Mark Allen Svede

Sometimes it’s a challenge because it can be hard to think of a way to display them at home or at least to find a way of preserving them. The challenge isn’t the first thing I think of when I consider an acquisition, but bearing in mind life with four dogs and six cats – perhaps it should be.

For you to like a work of art – it has to surprise you?

It’s definitely an attraction if a work surprises me. Also – if I feel that the artist has himself found the process of creating the work to be full of discovery. I value the unexpected.

Is the artist as a person a deciding factor when you acquire a work?

It’s natural to take an interest in the artist if an artist’s work speaks to you. For example, if I had personal antipathies toward an author of a work, I wouldn,t be eager to collect that person,s work. Of course, if someone gave me a Futurist painting by Umberto Boccioni as a gift, I wouldn’t reject it. This despite Boccioni having said that he thought the First World War was a good idea. But I might not cling to my principles quite so strongly in such a case. (Laughs.)

What do you think about the global art market? Has it become too influential?

In my view it is exceedingly interesting that objects with such intangible value are among the most secure investments – safer than even real estate. Thank God, I don’t need to worry about such things, since I don’t aqcuire works in order to sell them later. I cannot imagine parting with even a single work in my possession.

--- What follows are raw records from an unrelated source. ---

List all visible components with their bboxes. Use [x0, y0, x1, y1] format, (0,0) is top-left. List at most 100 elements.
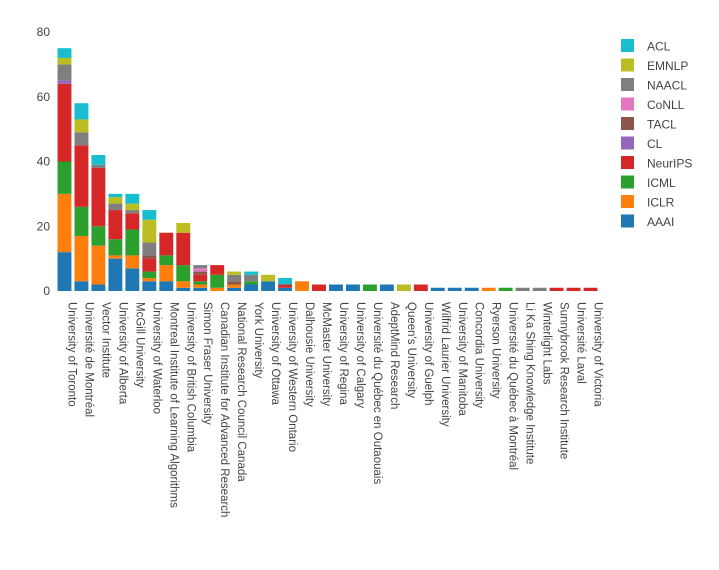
- bar-segment-iclr[interactable]: [193, 284, 208, 288]
- bar-segment-aaai[interactable]: [346, 284, 360, 291]
- bar-segment-acl[interactable]: [74, 103, 89, 120]
- bar-segment-aaai[interactable]: [142, 281, 157, 291]
- bar-segment-naacl[interactable]: [244, 274, 259, 282]
- bar-segment-aaai[interactable]: [379, 284, 394, 291]
- bar-segment-neurips[interactable]: [413, 284, 428, 291]
- bar-segment-iclr[interactable]: [125, 255, 140, 269]
- bar-segment-acl[interactable]: [244, 271, 259, 275]
- bar-segment-naacl[interactable]: [193, 265, 208, 269]
- bar-segment-neurips[interactable]: [566, 287, 581, 291]
- bar-segment-iclr[interactable]: [481, 287, 496, 291]
- bar-segment-cl[interactable]: [57, 80, 72, 84]
- bar-segment-icml[interactable]: [57, 161, 72, 194]
- bar-segment-aaai[interactable]: [464, 287, 479, 291]
- bar-segment-iclr[interactable]: [210, 287, 225, 291]
- legend-item-acl[interactable]: ACL: [621, 39, 671, 54]
- legend-item-aaai[interactable]: AAAI: [621, 214, 674, 230]
- bar-segment-neurips[interactable]: [278, 284, 293, 288]
- bar-segment-naacl[interactable]: [74, 132, 89, 146]
- bar-segment-aaai[interactable]: [244, 284, 259, 291]
- bar-segment-neurips[interactable]: [74, 145, 89, 207]
- legend-item-naacl[interactable]: NAACL: [621, 78, 687, 93]
- legend-item-conll[interactable]: CoNLL: [621, 97, 685, 113]
- bar-segment-icml[interactable]: [498, 287, 513, 291]
- bar-segment-neurips[interactable]: [108, 210, 123, 240]
- bar-segment-emnlp[interactable]: [74, 119, 89, 133]
- bar-segment-neurips[interactable]: [210, 265, 225, 275]
- bar-segment-icml[interactable]: [108, 239, 123, 256]
- bar-segment-iclr[interactable]: [142, 278, 157, 282]
- bar-segment-emnlp[interactable]: [396, 284, 411, 291]
- bar-segment-neurips[interactable]: [176, 232, 191, 266]
- bar-segment-emnlp[interactable]: [142, 219, 157, 243]
- bar-segment-iclr[interactable]: [108, 255, 123, 259]
- bar-segment-neurips[interactable]: [193, 274, 208, 282]
- bar-segment-icml[interactable]: [159, 255, 174, 266]
- bar-segment-naacl[interactable]: [227, 274, 242, 282]
- bar-segment-naacl[interactable]: [108, 203, 123, 211]
- bar-segment-aaai[interactable]: [159, 281, 174, 291]
- legend-item-iclr[interactable]: ICLR: [621, 195, 675, 210]
- bar-segment-icml[interactable]: [125, 229, 140, 256]
- bar-segment-conll[interactable]: [193, 268, 208, 272]
- bar-segment-emnlp[interactable]: [125, 203, 140, 211]
- bar-segment-aaai[interactable]: [176, 287, 191, 291]
- bar-segment-emnlp[interactable]: [176, 223, 191, 233]
- bar-segment-aaai[interactable]: [91, 284, 106, 291]
- legend-item-cl[interactable]: CL: [621, 136, 663, 152]
- bar-segment-aaai[interactable]: [57, 252, 72, 291]
- legend-item-icml[interactable]: ICML: [621, 175, 676, 191]
- bar-segment-neurips[interactable]: [57, 83, 72, 162]
- bar-segment-neurips[interactable]: [125, 213, 140, 230]
- bar-segment-naacl[interactable]: [125, 210, 140, 214]
- bar-segment-iclr[interactable]: [74, 235, 89, 282]
- bar-segment-acl[interactable]: [278, 278, 293, 285]
- bar-segment-iclr[interactable]: [295, 281, 309, 291]
- bar-segment-icml[interactable]: [193, 281, 208, 285]
- bar-segment-icml[interactable]: [176, 265, 191, 282]
- bar-segment-iclr[interactable]: [176, 281, 191, 288]
- bar-segment-icml[interactable]: [142, 271, 157, 279]
- bar-segment-acl[interactable]: [125, 193, 140, 204]
- bar-segment-tacl[interactable]: [227, 281, 242, 285]
- bar-segment-iclr[interactable]: [227, 284, 242, 288]
- bar-segment-emnlp[interactable]: [261, 274, 276, 282]
- bar-segment-naacl[interactable]: [142, 242, 157, 256]
- bar-segment-neurips[interactable]: [91, 167, 106, 227]
- bar-segment-tacl[interactable]: [193, 271, 208, 275]
- bar-segment-aaai[interactable]: [278, 287, 293, 291]
- bar-segment-emnlp[interactable]: [108, 197, 123, 204]
- bar-segment-aaai[interactable]: [447, 287, 462, 291]
- bar-segment-icml[interactable]: [244, 281, 259, 285]
- bar-segment-emnlp[interactable]: [227, 271, 242, 275]
- legend-item-neurips[interactable]: NeurIPS: [621, 156, 692, 171]
- bar-segment-neurips[interactable]: [142, 258, 157, 272]
- bar-segment-tacl[interactable]: [142, 255, 157, 259]
- bar-segment-acl[interactable]: [142, 210, 157, 220]
- bar-segment-icml[interactable]: [210, 274, 225, 288]
- bar-segment-iclr[interactable]: [57, 193, 72, 253]
- bar-segment-icml[interactable]: [91, 226, 106, 246]
- bar-segment-neurips[interactable]: [583, 287, 598, 291]
- bar-segment-neurips[interactable]: [312, 284, 326, 291]
- bar-segment-neurips[interactable]: [159, 232, 174, 256]
- bar-segment-emnlp[interactable]: [57, 57, 72, 65]
- legend-item-emnlp[interactable]: EMNLP: [621, 58, 688, 74]
- bar-segment-aaai[interactable]: [430, 287, 445, 291]
- bar-segment-naacl[interactable]: [515, 287, 530, 291]
- bar-segment-acl[interactable]: [91, 155, 106, 165]
- bar-segment-aaai[interactable]: [125, 268, 140, 291]
- bar-segment-iclr[interactable]: [159, 265, 174, 282]
- bar-segment-aaai[interactable]: [193, 287, 208, 291]
- bar-segment-naacl[interactable]: [57, 64, 72, 81]
- bar-segment-icml[interactable]: [362, 284, 377, 291]
- bar-segment-aaai[interactable]: [227, 287, 242, 291]
- bar-segment-acl[interactable]: [108, 193, 123, 198]
- bar-segment-aaai[interactable]: [74, 281, 89, 291]
- bar-segment-naacl[interactable]: [532, 287, 547, 291]
- bar-segment-neurips[interactable]: [549, 287, 564, 291]
- bar-segment-acl[interactable]: [57, 48, 72, 58]
- bar-segment-naacl[interactable]: [91, 164, 106, 168]
- bar-segment-icml[interactable]: [74, 206, 89, 236]
- legend-item-tacl[interactable]: TACL: [621, 117, 677, 132]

It is also interesting that the art market in different countries works differently. It functions differently in Latvia, for example. I can’t say that I am fully familiar with how it operates in principle, but I am repeatedly pleased to see that it survives – that there are buyers, and that there is money with which to purchase art.

Otherwise, when speaking of prices and prestige – it has really always been true that art has offered an opportunity to launder money whilst simultaneously providing an avenue for the acquisition of a respectable status. Some of the greatest art collections in America were developed by robbers who later wanted to appear refined and cultured before society. But I am more fascinated by how an opposition to the art market in the United States was formed by artists themselves, most pronouncedly in the 1970s. Conceptualism, as we know, was a reaction against the turning of works of art into consumer goods.

How these things work in Latvia would be worthy of further study. I am surprised, for example, that the Latvian artist Kristaps Ģelzis and some of his contemporaries could do well in the art market today.